A Comissão de Ciência, Tecnologia e Inovação da Câmara dos Deputados realiza audiência pública nesta quarta-feira (13) para discutir novos medicamentos para pessoas com Transtorno do Espectro Autista (TEA).

O debate foi pedido pela deputada Renata Abreu (Pode-SP) e foi subscrito pelos deputados Amaro Neto (Republicanos-ES) e Daiana Santos (PCdoB-RS).

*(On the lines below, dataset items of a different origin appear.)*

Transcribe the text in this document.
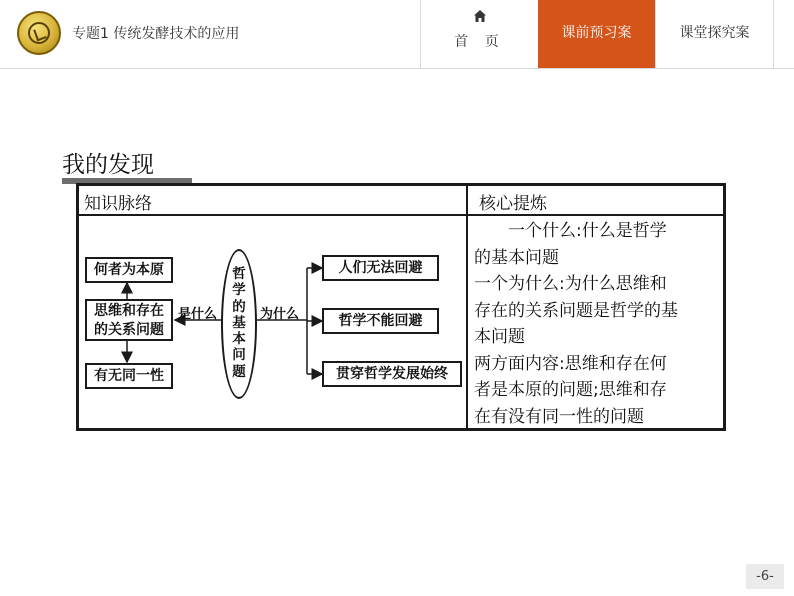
专题1 传统发酵技术的应用	首 页
课前预习案	课堂探究案
我的发现
知识脉络	核心提炼
何者为本原
思维和存在的关系问题
有无同一性
是什么
哲学的基本问题
为什么
人们无法回避
哲学不能回避
贯穿哲学发展始终
一个什么:什么是哲学
的基本问题
一个为什么:为什么思维和
存在的关系问题是哲学的基
本问题
两方面内容:思维和存在何
者是本原的问题;思维和存
在有没有同一性的问题
-6-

A audiência está marcada para as 9h30, no plenário 13.

Essa audiência será interativa; veja quem foi convidado e envie suas perguntas.

“É importante discutir o acesso de pessoas com TEA a terapias e medicamentos reconhecidamente valiosos no auxílio ao tratamento da condição, assim como a disponibilização de outras opções que têm surgido na fronteira da pesquisa científica na área”, defende Renata Abreu.

Ela explica que o TEA é termo utilizado para designar uma condição geral envolvendo um grupo de desordens complexas do desenvolvimento do cérebro, antes, durante ou logo após o nascimento.

“Esses distúrbios se manifestam de várias maneiras, sendo a dificuldade na comunicação social, a desordem sensorial e os comportamentos repetitivos características partilhadas, em algum grau, entre todas as pessoas com TEA, ainda que a forma e a intensidade como essas pessoas são afetadas variem de indivíduo para indivíduo e ao longo do desenvolvimento de cada um”, acrescenta.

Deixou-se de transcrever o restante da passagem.